The Vendée Arctique fleet scattered its first tactical move before the afternoon breeze had even settled. Light winds—five to eight knots across the starting line—prompted two distinct strategies as skippers felt out the 2,400-nautical-mile route north toward the Arctic Circle. Manu Cousin and Arnaud Boissières peeled west immediately, gambling on positioning advantage, while the rest of the field hugged the Breton coast toward Île d’Yeu.
Race director Mathias Louarn noted the early divergence was deliberate. “The start was about establishing a western position that some skippers could maintain through the early stages,” he explained. Getting the fleet away cleanly had mattered more than anything. No premature line crossings. No breakages. No drama.

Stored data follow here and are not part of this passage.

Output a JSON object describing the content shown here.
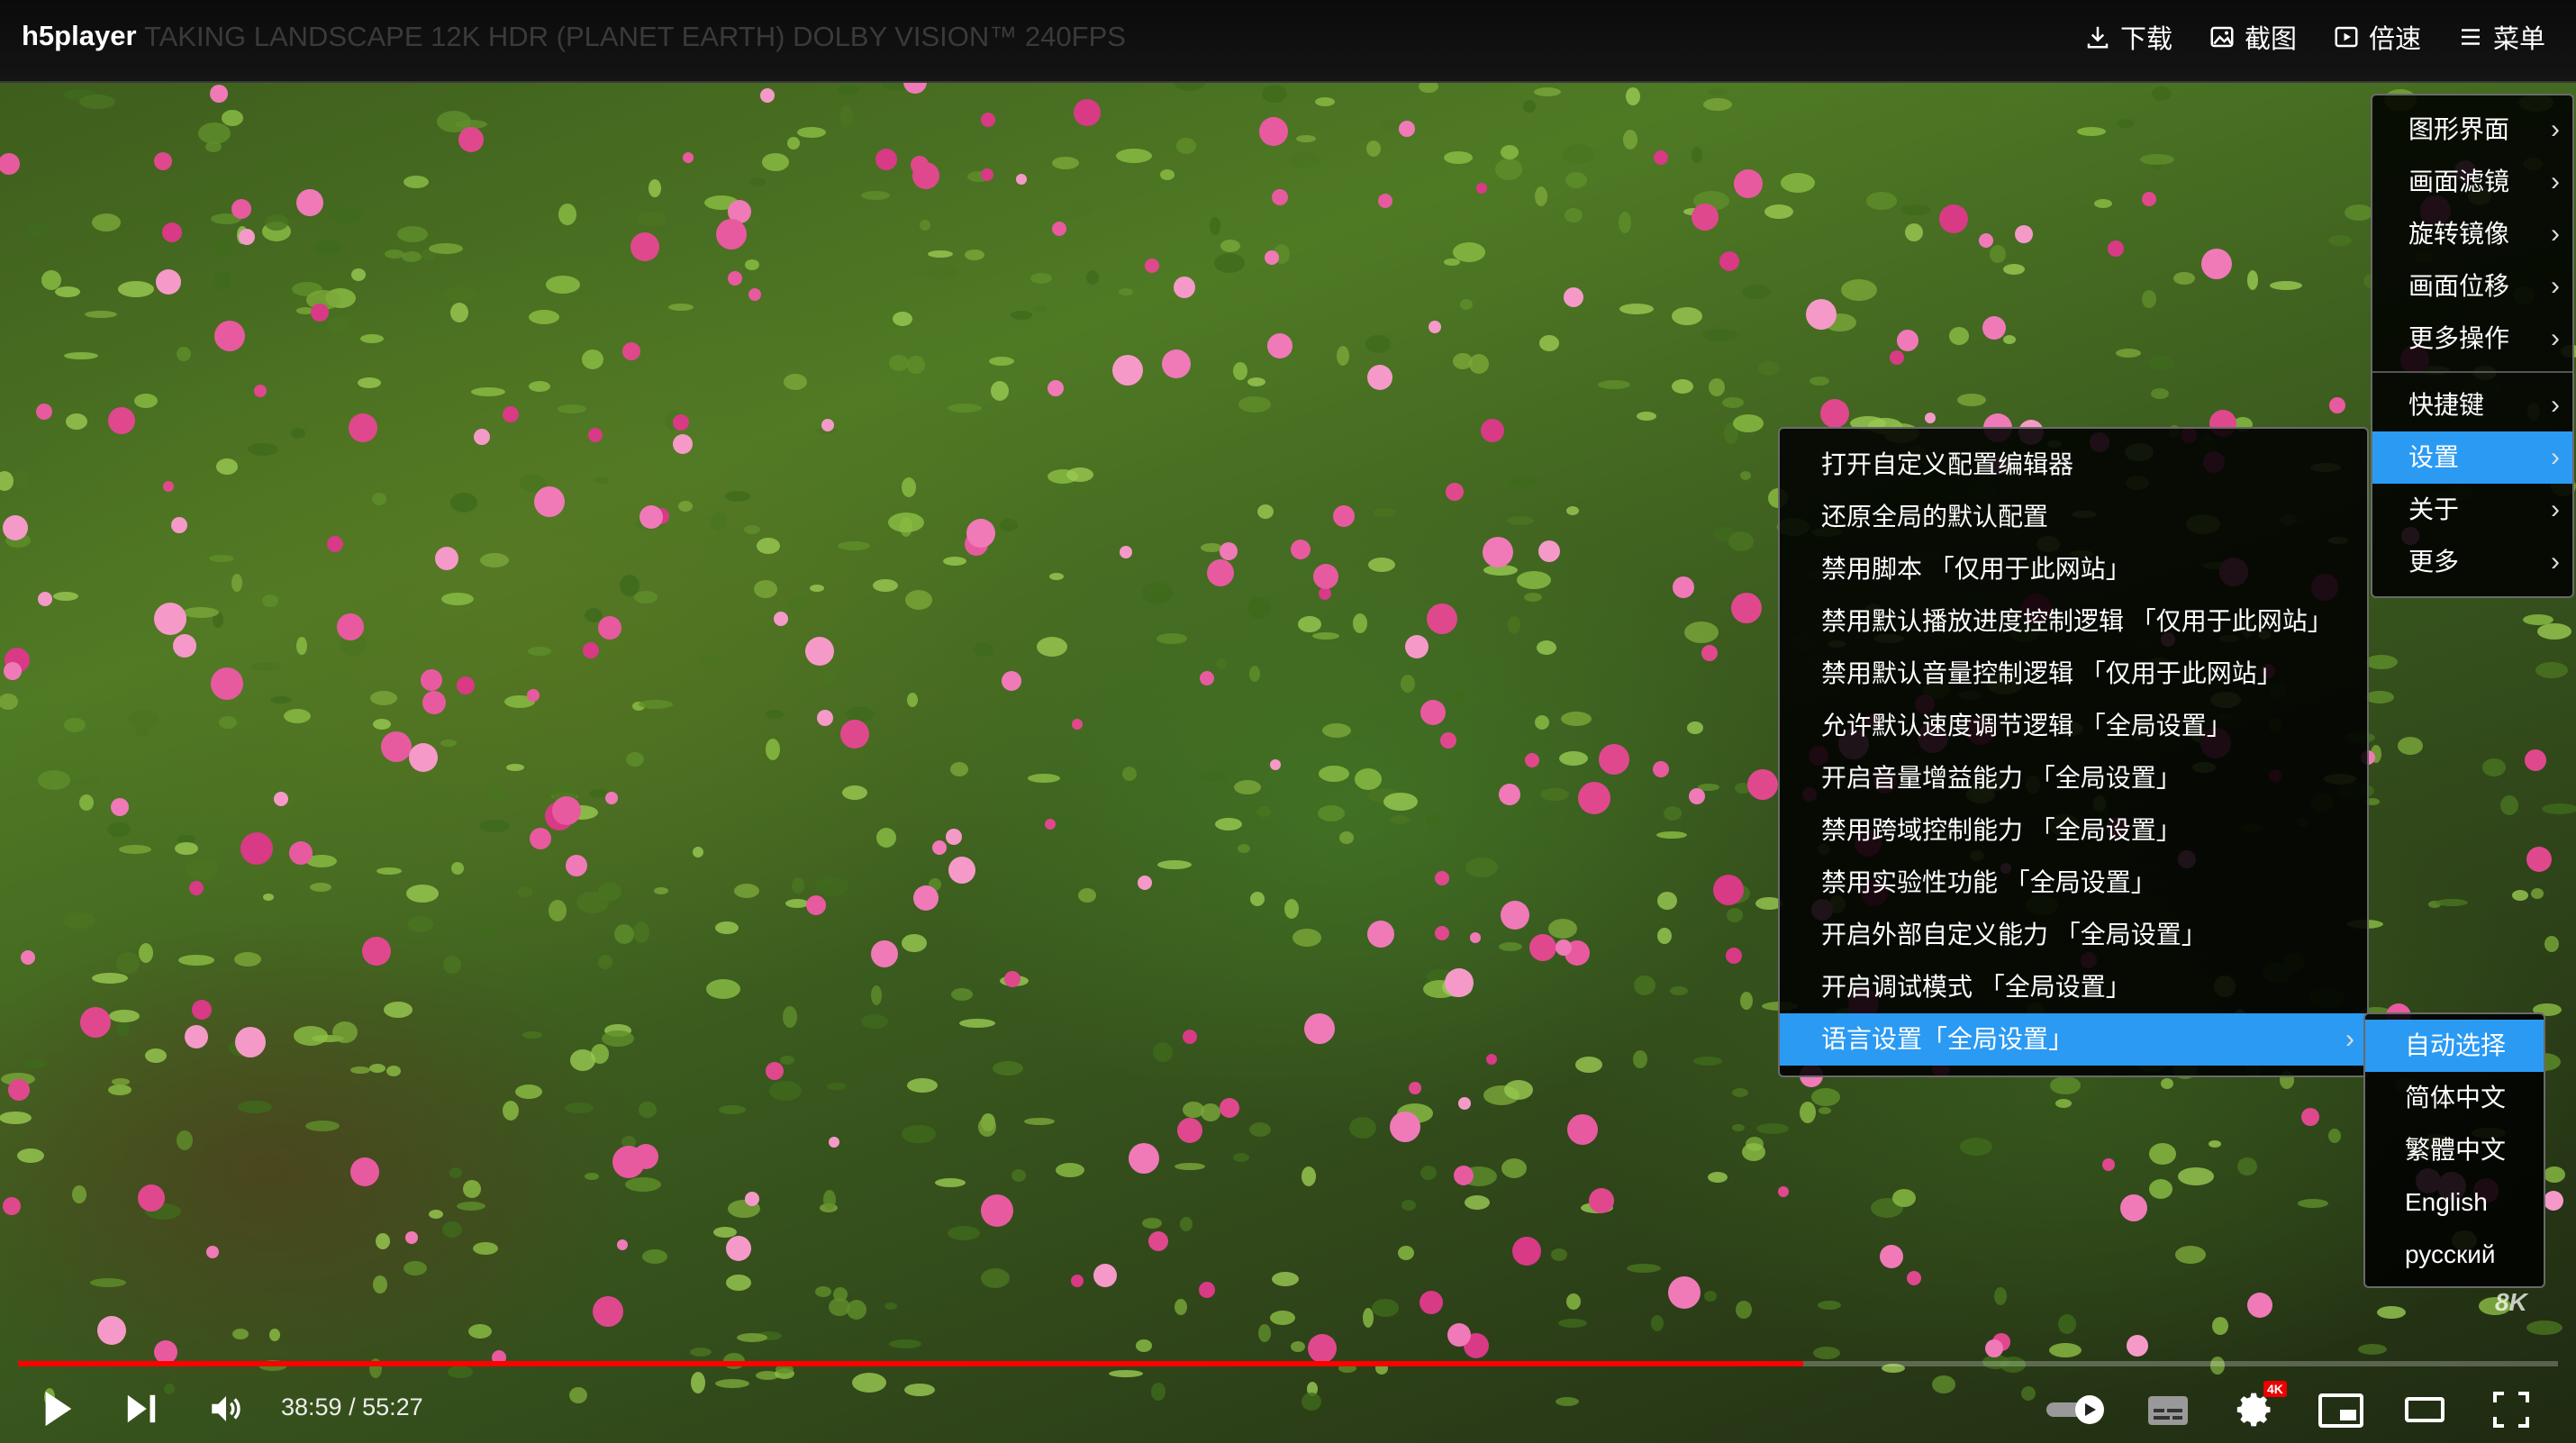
{
  "app": {
    "brand": "h5player",
    "video_title": "TAKING LANDSCAPE 12K HDR (PLANET EARTH) DOLBY VISION™ 240FPS"
  },
  "top_actions": [
    {
      "label": "下载",
      "icon": "download-icon"
    },
    {
      "label": "截图",
      "icon": "screenshot-icon"
    },
    {
      "label": "倍速",
      "icon": "speed-icon"
    },
    {
      "label": "菜单",
      "icon": "menu-icon"
    }
  ],
  "main_menu": {
    "group1": [
      {
        "label": "图形界面"
      },
      {
        "label": "画面滤镜"
      },
      {
        "label": "旋转镜像"
      },
      {
        "label": "画面位移"
      },
      {
        "label": "更多操作"
      }
    ],
    "group2": [
      {
        "label": "快捷键"
      },
      {
        "label": "设置",
        "selected": true
      },
      {
        "label": "关于"
      },
      {
        "label": "更多"
      }
    ]
  },
  "settings_menu": [
    {
      "label": "打开自定义配置编辑器"
    },
    {
      "label": "还原全局的默认配置"
    },
    {
      "label": "禁用脚本 「仅用于此网站」"
    },
    {
      "label": "禁用默认播放进度控制逻辑 「仅用于此网站」"
    },
    {
      "label": "禁用默认音量控制逻辑 「仅用于此网站」"
    },
    {
      "label": "允许默认速度调节逻辑 「全局设置」"
    },
    {
      "label": "开启音量增益能力 「全局设置」"
    },
    {
      "label": "禁用跨域控制能力 「全局设置」"
    },
    {
      "label": "禁用实验性功能 「全局设置」"
    },
    {
      "label": "开启外部自定义能力 「全局设置」"
    },
    {
      "label": "开启调试模式 「全局设置」"
    },
    {
      "label": "语言设置「全局设置」",
      "selected": true,
      "has_submenu": true
    }
  ],
  "language_menu": [
    {
      "label": "自动选择",
      "selected": true
    },
    {
      "label": "简体中文"
    },
    {
      "label": "繁體中文"
    },
    {
      "label": "English"
    },
    {
      "label": "русский"
    }
  ],
  "player": {
    "time": "38:59 / 55:27",
    "progress": 0.703,
    "quality_badge": "4K",
    "watermark": "8K"
  },
  "colors": {
    "accent": "#2b9af3",
    "progress": "#ff0000"
  }
}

Corentin Horeau, aboard MACSF, summed up what most competitors felt as they powered down the YouTube feed: joy mixed with relief. The summer sun beating down on the start line had created textbook conditions for a clean departure, whatever the light air meant for boat speed. “Beautiful sailing, beautiful sea, mates everywhere, an incredible send-off,” he said in his first video update.

The soft breeze favoured an unexpected competitor. Nico d’Estais, whose centreboard boat typically struggles against the foiling machines in stronger winds, found himself rubbing shoulders with Élodie Bonafous, Violette Dorange and Sam Goodchild. He knew the respite was temporary. “As long as the wind stays light, this is how it stays,” he acknowledged.
What looked like a quiet afternoon was anything but. The tactical split near Île d’Yeu signalled that the real racing had begun immediately—not in a frantic dash for clear air, but in the patient work of claiming the weather gauge for what comes next. Cousin and Boissières were betting the wind would build from the west, rewarding the boats already positioned there. The coastal route offered shelter and cleaner air but risked getting pinned if the pressure system shifted. Both options would prove their worth before nightfall.
The fleet had left the dock in loose formation. Within hours, the Vendée Arctique had cleaved itself in two.